Costume still has some magic for child
As soon as the calendar flipped to October, she was in a hurry. It’s Halloween, she declared. She must have a costume, and not just any costume but that of Bubbles, the blue Power Puff Girl. There was an urgency to her demand, the kind that drives pint-size bodies that must associate every month with some important event, and a fixation that causes her to focus only on when that event will occur.
Explaining that Halloween falls on the last day of October, rather than the first, and displaying a calendar for her to count the days did nothing to dissuade her. She needed that costume. Now!
You put her off until last Saturday. She just knew the party store would have it as it has everything. You doubt that anyone would carry the Power Puff Girls and after walking down every aisle you give up. But then she spots it, tucked in the corner of a bottommost shelf. Just one left and in her size.
I am so lucky, she tells the clerk.
She wants to hurry home. You rush through the rest of the Saturday errands. No sooner have you entered the house, when she whips herself into a frenzy, stripping off her jacket, shirt, jeans, shoes and ripping into the costume. On went the blue and black dress. Over her feet went the fake socks and shoes. She wrestles into the yellow hair and slaps the mask across her face. You stay out of her way, putting the rest of the purchases away.
Thump! Thump! Thump! You attempt to figure out what that noise is all about when you hear one more Thump! And then, “Ooohh, this costume doesn’t work. I still can’t fly.”
You think it funny, until she adds, “I wanted to fly out that window, up above the clouds to heaven and see my daddy.”

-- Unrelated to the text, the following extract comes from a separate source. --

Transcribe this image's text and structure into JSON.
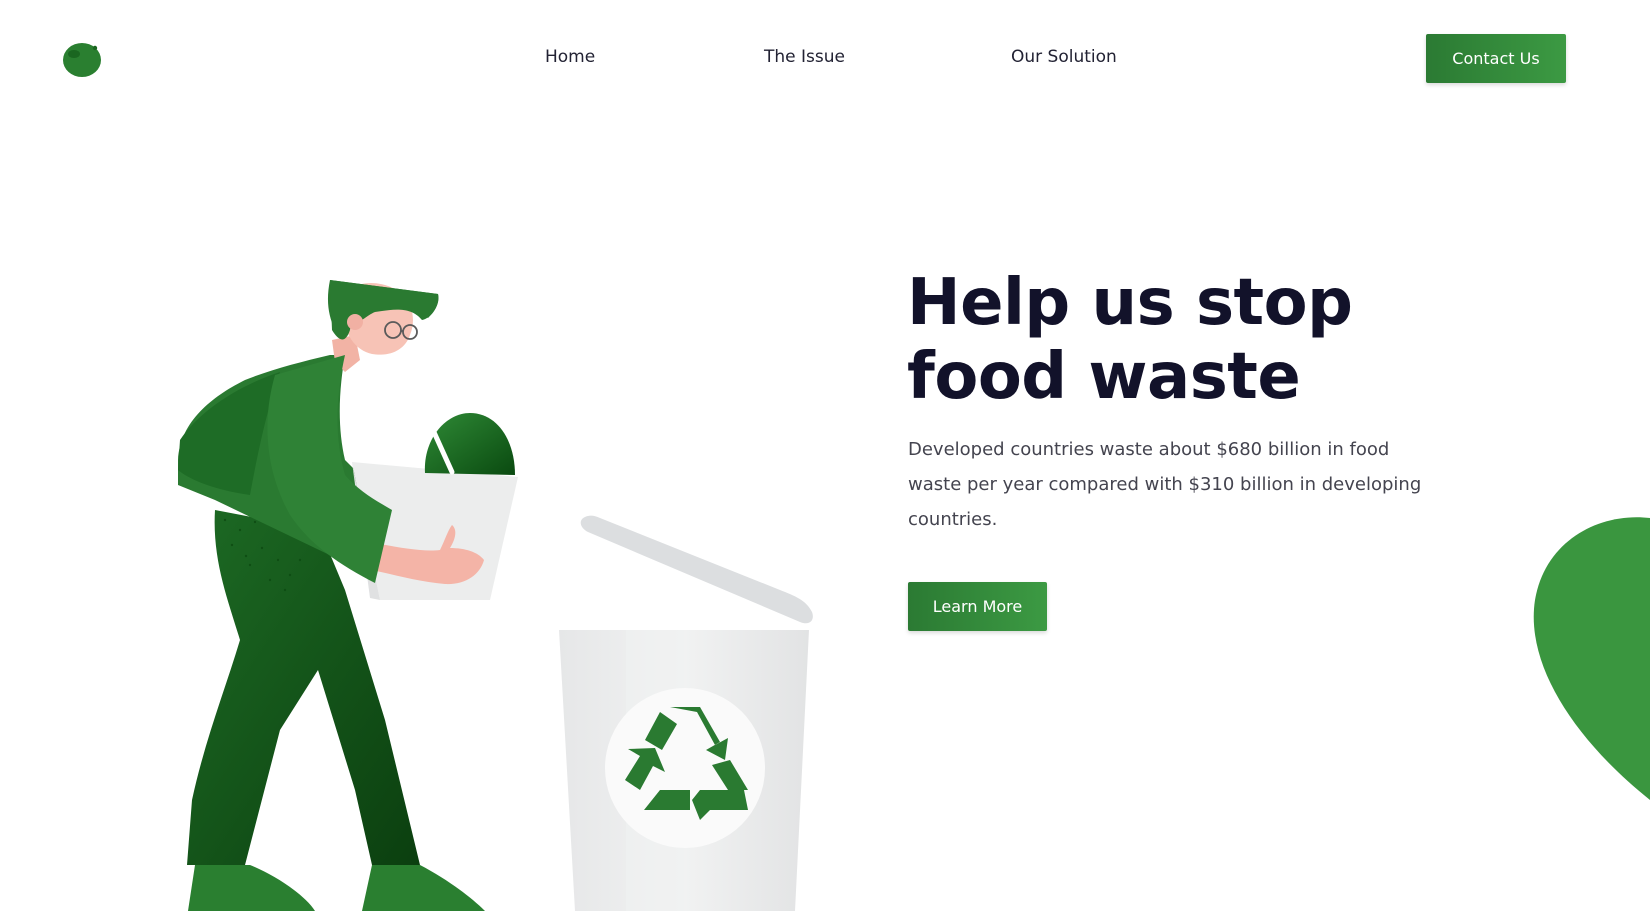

She’s not a child given easily to tears and there weren’t any accompanying this statement. Just disappointment and frustration. Things you wish dearly to shelter from your child, but realize that isn’t at all possible. They are just as much a part of life as the joy and hope that she brings to each of your days.

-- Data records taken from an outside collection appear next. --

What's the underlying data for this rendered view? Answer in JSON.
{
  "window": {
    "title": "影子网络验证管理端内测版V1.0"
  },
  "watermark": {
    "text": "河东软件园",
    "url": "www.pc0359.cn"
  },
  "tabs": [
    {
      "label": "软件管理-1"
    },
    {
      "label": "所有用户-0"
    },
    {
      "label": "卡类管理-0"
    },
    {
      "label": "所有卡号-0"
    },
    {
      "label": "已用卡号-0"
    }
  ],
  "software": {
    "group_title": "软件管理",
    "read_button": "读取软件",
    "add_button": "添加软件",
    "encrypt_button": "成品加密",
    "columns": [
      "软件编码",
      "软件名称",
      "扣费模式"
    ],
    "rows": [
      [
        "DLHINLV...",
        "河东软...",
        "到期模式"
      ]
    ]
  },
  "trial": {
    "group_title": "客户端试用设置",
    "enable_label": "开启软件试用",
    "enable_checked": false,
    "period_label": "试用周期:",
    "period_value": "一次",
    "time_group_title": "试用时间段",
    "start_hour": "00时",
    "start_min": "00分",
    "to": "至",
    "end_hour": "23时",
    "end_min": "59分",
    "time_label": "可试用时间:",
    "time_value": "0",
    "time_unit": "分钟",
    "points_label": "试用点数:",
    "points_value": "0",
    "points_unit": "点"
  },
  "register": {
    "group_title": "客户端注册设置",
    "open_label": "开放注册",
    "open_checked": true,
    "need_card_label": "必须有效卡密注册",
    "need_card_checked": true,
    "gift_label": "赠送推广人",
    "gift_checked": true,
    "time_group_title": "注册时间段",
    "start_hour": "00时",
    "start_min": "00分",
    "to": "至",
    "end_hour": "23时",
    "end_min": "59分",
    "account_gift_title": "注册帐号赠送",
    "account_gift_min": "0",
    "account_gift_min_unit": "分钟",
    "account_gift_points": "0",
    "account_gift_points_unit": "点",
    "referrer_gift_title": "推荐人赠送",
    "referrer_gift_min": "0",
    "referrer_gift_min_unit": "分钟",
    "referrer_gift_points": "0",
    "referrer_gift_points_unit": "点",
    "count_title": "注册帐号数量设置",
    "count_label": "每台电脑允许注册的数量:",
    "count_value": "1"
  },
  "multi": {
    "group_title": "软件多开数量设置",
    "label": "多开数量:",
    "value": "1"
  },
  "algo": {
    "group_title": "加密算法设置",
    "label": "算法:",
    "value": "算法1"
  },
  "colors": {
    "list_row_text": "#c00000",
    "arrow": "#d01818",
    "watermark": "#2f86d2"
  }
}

Apparently, she’d been planning this flight for nearly two weeks, the equivalent of seven years in a 4-year-old’s life. It didn’t work, and you haven’t the heart to explain Halloween is make believe because she really believed.
You wish for just a moment that she really could fly because you can almost picture the way her face would light up. The very look she used to have when her daddy scooped her through the air. You know that won’t happen. But you also know that little face still has plenty of laughs and smiles to share.
So you do what you can. You stoop down and explain that it’s just a costume. No, it won’t help her to fly, but it still has some magic.
Why take a look in the mirror. It has blond hair and blue eyes, the very traits that she always wants to trade for her dark brown hair and hazel eyes. She just knows one morning she will wake up with Barbie’s coloring. Maybe when she’s 16, she says.
But with this costume, she won’t have to wait.
And, when she wears it to a couple of parties and while trick-or-treating she can fill up bags and bags of candy.
She likes that idea. So she’ll practice that part, she says, asking once again to see the calendar and count the days when her costume will work the magic that it can.